ECLI:NL:CBB:2024:300

College van Beroep voor het bedrijfsleven

Datum uitspraak
30 april 2024
Publicatiedatum
24 april 2024
Zaaknummer
21/1195
Instantie
College van Beroep voor het bedrijfsleven
Type
Uitspraak
Rechtsgebied
Bestuursrecht
Procedures
  • Eerste aanleg - enkelvoudig
Rechters
  • T. Pavićević
Vindplaatsen
  • Rechtspraak.nl
AI samenvatting door LexboostAutomatisch gegenereerd

Beroep tegen herberekening van betalingsrechten voor landbouwpercelen op basis van feitelijk gebruik

In deze uitspraak van het College van Beroep voor het bedrijfsleven op 30 april 2024, wordt het beroep van de V.O.F. tegen de herberekening van de betalingsrechten voor de percelen 17 en 18 voor het jaar 2018 behandeld. De minister van Landbouw, Natuur en Voedselkwaliteit had eerder besloten dat de V.O.F. geen recht had op uitbetaling voor deze percelen, omdat zij deze percelen op de peildatum van 15 mei 2018 niet feitelijk in gebruik had. De minister baseerde zijn besluit op een controle door de Nederlandse Voedsel en Warenautoriteit (NVWA), waaruit bleek dat de percelen feitelijk in gebruik waren bij een andere entiteit, de B.V., die ook de landbouwactiviteiten uitvoerde en de opbrengsten ontving.

De V.O.F. voerde aan dat zij eigenaar was van de percelen en dat zij deze samen met de B.V. bewerkte op basis van een samenwerkingsovereenkomst.
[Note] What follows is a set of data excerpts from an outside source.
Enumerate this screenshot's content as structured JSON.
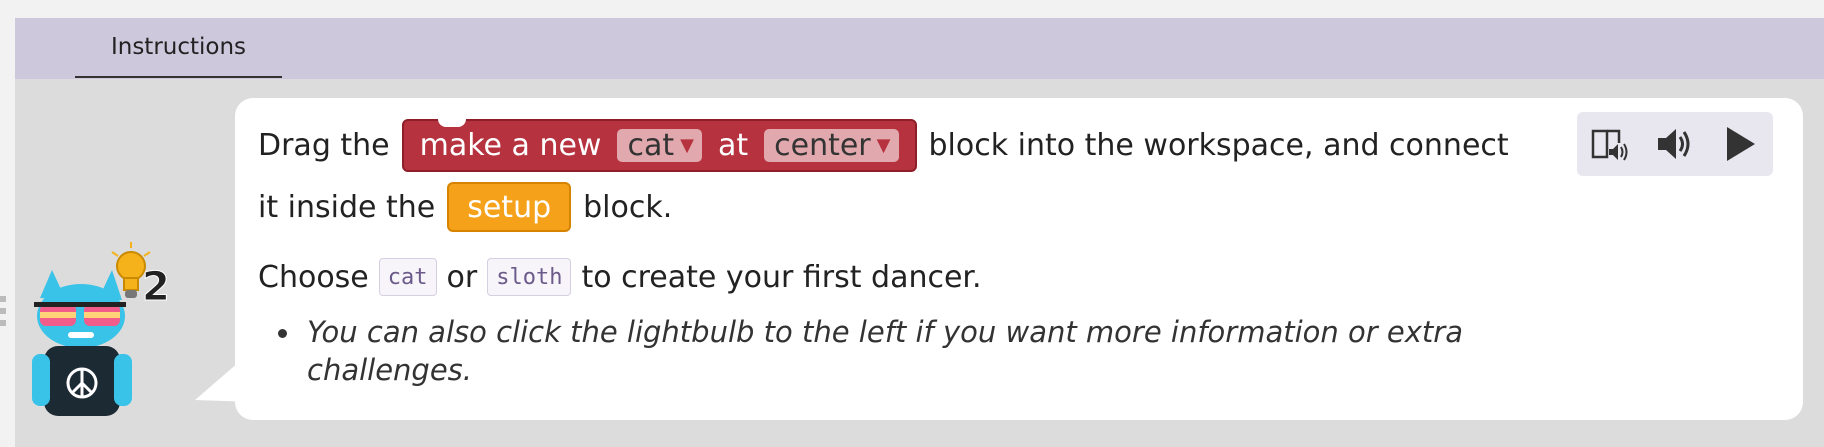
{
  "header": {
    "tab_label": "Instructions"
  },
  "instructions": {
    "line1_pre": "Drag the",
    "block_make": {
      "label": "make a new",
      "dropdown1": "cat",
      "mid": "at",
      "dropdown2": "center",
      "arrow": "▼"
    },
    "line1_post": "block into the workspace, and connect",
    "line2_pre": "it inside the",
    "block_setup": "setup",
    "line2_post": "block.",
    "line3_pre": "Choose",
    "code1": "cat",
    "line3_mid": "or",
    "code2": "sloth",
    "line3_post": "to create your first dancer.",
    "bullet": "You can also click the lightbulb to the left if you want more information or extra challenges."
  },
  "hint": {
    "count": "2"
  },
  "media": {
    "buttons": [
      "immersive-reader-icon",
      "speaker-icon",
      "play-icon"
    ]
  },
  "colors": {
    "header_bg": "#cdc8dc",
    "block_red": "#b5323e",
    "block_orange": "#f6a11a"
  }
}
De V.O.F. stelde dat zij de beschikkingsmacht en het risico van de bewerking van de percelen had behouden, ondanks dat de B.V. de feitelijke werkzaamheden uitvoerde. Het College oordeelde echter dat de V.O.F. niet voldoende bewijs had geleverd om aan te tonen dat zij op de peildatum het feitelijke gebruik van de percelen had. De mondelinge afspraken en de overgelegde verklaringen werden door het College niet als voldoende onderbouwing gezien.
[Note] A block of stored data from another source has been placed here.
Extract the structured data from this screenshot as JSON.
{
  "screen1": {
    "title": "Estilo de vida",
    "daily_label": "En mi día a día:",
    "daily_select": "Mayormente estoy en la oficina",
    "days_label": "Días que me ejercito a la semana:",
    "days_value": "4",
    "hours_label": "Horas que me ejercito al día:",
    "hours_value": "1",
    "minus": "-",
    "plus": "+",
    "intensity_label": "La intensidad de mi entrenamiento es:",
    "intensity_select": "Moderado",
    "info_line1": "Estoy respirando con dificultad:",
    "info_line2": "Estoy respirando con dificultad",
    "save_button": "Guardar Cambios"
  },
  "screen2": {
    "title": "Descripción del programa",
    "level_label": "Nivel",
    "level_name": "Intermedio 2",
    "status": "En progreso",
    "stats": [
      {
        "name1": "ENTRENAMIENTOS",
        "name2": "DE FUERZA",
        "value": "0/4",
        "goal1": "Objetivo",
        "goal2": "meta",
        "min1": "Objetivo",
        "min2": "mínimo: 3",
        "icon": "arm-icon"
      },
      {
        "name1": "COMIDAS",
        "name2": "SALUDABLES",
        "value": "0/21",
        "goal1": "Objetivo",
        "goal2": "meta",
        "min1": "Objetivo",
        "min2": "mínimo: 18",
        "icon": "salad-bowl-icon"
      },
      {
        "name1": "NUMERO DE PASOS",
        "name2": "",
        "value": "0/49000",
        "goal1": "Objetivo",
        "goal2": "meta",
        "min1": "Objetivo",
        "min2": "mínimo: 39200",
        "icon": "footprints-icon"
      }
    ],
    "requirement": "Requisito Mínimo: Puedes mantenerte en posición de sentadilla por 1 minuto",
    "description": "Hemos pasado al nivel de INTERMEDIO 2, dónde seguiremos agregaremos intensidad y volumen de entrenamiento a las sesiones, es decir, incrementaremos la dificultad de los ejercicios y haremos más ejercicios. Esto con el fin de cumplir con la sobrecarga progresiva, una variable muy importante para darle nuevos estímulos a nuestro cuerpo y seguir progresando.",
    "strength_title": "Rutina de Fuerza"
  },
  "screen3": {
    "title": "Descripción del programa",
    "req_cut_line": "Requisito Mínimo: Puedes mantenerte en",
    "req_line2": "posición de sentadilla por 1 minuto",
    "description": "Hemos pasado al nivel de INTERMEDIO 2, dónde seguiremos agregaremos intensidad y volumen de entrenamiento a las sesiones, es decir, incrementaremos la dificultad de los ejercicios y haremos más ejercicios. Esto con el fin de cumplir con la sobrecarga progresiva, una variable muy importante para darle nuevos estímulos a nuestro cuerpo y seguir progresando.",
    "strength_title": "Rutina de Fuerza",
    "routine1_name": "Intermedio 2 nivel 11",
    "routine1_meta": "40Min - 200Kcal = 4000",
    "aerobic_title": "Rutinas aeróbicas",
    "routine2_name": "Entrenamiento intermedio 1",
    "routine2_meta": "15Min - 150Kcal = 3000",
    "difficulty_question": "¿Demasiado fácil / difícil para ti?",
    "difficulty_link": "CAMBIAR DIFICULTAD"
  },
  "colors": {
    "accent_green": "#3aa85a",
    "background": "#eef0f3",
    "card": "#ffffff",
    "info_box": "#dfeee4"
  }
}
Uiteindelijk concludeerde het College dat de minister terecht had geoordeeld dat de V.O.F. op 15 mei 2018 geen recht had op uitbetaling voor de percelen 17 en 18, en verklaarde het beroep ongegrond. De uitspraak benadrukt het belang van feitelijk gebruik en de autonomie van de landbouwer bij de activering van betalingsrechten onder de Europese regelgeving.

Uitspraak

uitspraak

COLLEGE VAN BEROEP VOOR HET BEDRIJFSLEVEN

zaaknummer: 21/1195

uitspraak van de enkelvoudige kamer van 30 april 2024 in de zaak tussen

[naam 1] V.O.F. (de V.O.F.), te [plaats]

(gemachtigden: mr. J.J.J. de Rooij en mr. S. Vossen)
en

de minister van Landbouw, Natuur en Voedselkwaliteit

(gemachtigden: mr. M. van den Brink en mr. J. van Horssen)

Procesverloop

Met het besluit van 5 maart 2021 heeft de minister de uitbetaling van de betalingsrechten (basisbetaling) en vergroeningsbetaling van de V.O.F. voor het jaar 2018 op grond van de Uitvoeringsregeling rechtstreekse betalingen GLB (de Uitvoeringsregeling), herberekend, opnieuw vastgesteld en een geldbedrag van de V.O.F. teruggevorderd.
Met het besluit van 24 september 2021 (het bestreden besluit) heeft de minister het bezwaar van de V.O.F. ongegrond verklaard.
De V.O.F. heeft tegen het bestreden besluit beroep ingesteld.
De minister heeft een verweerschrift ingediend.
De V.O.F. heeft een nader stuk ingezonden.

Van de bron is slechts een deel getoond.